For Smith, a second American Revolution isn't such a bizarre idea. "I'm amazed it didn't start during Waco or Ruby Ridge," he says. We're heading for trouble, Smith believes, not because of talk radio, Pat Buchanan or guns but because of citizens' passivity and their aversion to seriously challenging government abuses.

"I have a degree in psychology," Smith explains. "I do a lot of people watching. None of us want violence, but what causes violence is the reluctance to confront it. It's like the schoolyard bully. He starts with only words.

If you let him get away with it, it only gets worse. The bully will get nastier until he believes you're fed up. Then he'll stop.

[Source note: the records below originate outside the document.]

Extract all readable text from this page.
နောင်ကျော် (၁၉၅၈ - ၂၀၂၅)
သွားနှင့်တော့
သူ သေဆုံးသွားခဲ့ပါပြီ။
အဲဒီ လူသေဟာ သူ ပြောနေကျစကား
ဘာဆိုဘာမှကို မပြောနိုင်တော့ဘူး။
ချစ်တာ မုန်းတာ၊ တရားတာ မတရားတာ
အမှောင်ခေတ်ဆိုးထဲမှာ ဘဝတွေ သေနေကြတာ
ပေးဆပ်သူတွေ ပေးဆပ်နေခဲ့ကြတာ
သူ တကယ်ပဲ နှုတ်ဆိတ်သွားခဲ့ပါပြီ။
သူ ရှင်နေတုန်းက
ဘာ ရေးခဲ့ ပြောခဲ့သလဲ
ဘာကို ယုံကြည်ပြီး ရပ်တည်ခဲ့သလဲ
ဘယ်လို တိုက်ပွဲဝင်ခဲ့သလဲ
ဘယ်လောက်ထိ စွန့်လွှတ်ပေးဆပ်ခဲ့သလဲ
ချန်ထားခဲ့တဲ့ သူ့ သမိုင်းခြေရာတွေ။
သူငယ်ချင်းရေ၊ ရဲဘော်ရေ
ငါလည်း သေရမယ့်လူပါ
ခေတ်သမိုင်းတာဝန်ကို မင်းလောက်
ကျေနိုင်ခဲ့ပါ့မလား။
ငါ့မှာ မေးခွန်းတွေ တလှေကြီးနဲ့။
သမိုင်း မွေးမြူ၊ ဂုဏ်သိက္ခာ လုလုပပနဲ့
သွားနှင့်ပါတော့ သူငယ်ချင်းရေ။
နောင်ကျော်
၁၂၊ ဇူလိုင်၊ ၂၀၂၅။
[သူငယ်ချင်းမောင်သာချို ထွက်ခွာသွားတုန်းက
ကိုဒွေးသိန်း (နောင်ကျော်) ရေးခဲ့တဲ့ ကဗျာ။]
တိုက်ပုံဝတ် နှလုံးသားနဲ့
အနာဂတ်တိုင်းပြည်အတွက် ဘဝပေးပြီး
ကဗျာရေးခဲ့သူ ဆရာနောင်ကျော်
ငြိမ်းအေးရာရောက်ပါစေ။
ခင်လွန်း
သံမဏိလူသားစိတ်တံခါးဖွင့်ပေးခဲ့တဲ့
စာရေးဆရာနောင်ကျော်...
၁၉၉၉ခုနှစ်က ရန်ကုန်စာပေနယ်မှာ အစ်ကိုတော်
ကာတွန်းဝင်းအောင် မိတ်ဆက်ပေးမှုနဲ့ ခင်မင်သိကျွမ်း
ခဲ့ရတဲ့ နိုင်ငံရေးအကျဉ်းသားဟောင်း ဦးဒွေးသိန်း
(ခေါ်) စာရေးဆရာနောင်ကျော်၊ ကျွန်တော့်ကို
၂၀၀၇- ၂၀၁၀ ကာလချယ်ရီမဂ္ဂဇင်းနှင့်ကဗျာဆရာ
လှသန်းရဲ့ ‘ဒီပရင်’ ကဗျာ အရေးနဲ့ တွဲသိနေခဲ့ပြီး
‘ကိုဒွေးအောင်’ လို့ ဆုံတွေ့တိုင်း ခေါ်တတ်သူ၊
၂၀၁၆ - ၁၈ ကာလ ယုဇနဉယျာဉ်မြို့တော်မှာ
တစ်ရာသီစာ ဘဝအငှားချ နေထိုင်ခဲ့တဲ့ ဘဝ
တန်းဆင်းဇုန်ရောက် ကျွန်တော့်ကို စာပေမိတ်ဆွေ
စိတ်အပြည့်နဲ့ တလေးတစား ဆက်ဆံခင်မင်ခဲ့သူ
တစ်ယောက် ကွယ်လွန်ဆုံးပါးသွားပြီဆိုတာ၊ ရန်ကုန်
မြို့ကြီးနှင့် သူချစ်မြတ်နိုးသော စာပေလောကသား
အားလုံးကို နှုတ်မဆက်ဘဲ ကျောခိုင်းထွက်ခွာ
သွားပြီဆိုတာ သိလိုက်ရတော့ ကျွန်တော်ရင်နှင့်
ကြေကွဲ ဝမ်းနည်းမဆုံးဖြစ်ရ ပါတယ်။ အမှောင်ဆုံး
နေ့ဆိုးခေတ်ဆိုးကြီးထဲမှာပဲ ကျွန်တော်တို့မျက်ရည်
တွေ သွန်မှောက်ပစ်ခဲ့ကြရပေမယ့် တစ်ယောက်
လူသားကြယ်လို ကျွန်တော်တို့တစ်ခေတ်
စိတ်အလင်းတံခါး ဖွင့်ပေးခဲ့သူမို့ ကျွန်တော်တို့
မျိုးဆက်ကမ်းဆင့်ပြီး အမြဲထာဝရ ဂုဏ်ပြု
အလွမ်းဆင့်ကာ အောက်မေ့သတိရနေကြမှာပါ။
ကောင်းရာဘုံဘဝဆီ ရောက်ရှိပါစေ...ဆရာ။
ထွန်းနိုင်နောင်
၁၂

Almost invariably, the bully backs down."

"The King of Great Britain ' says the Declaration of Independence, "has erected a Multitude of new Offices, and sent hither Swarms of Officers to harass our People, and eat out their Substance." Today, to set up a lemonade stand in Boston, a kid must get permission from five different government agencies and pay $335 in fees and licenses. The city also requires the budding entrepreneur to comply with dozens of building ordinances and carry $500,000 in liability insurance.

At the meeting, Smith distributed the words from America's colonial malcontents. "A wise and frugal government," stated Thomas Jefferson, "which shall restrain men from injuring one another, shall leave them otherwise free to regulate their own pursuit of industry and improvement, and shall not take from the mouth of labor the bread it has earned." Sounds like someone who would take a risk on homemade lemonade.

In Greene County, Smith says farmers drive around with 400-gallon containers on the back of their pickup trucks to haul water for their livestock. New environmental rules forbid farmers from letting their cows drink from the streams on their own property. "The regulators say the cow's feet might muddy up the creek," Smith explains.

"Who are these people," President Clinton recently asked, "who say they love their country but hate their government?" They are, of course, not unlike the antiwar protectors that Clinton knew in the sixties. The anger then was about Vietnam; today, it's about overblown government, taxes and regulations.

A Times-Mirror poll reports 69 percent of. Americans say government "controls too much of our daily lives." In a Gallup-CNN-USA Today survey, 40 percent of Americans say that "the federal government is so large and powerful that it poses an immediate threat to the rights and freedoms of ordinary citizens."

"The Lord's Prayer is 66 words," says policy analyst Thomas D. Hopkins, "while government regulations on the sale of cabbages total 26,911 words." In California, the Department of Fair Employment and Housing ordered newspaper editors to remove the politically incorrect descriptions "family room" and "master bedroom" and "nice neighborhood" from realestate ads. In Los Angeles, the Odd Ball Cabaret, a strip joint, was closed by a city agency under the Americans with Disabilities Act because its shower stalls on stage weren't accessible to strippers in wheelchairs. It didn't matter that no handicapped strippers had applied for work.

For many, the rising mistrust of government takes an ominous turn when the grumblers are armed. Militia members make the opposite case. The real danger, they say, isn't with gun ownership but with government confiscation of guns--rendering citizens defenceless against state tyranny One could argue that this view is as American as apple pie: "What country," asked Jefferson, "can preserve its liberty if its rulers are not warned from time to time that its people preserve the spirit of resistance?" To "disarm the people," proclaimed George Mason, a principal composer of the Bill of Rights, is "the best and most effective way to enslave them."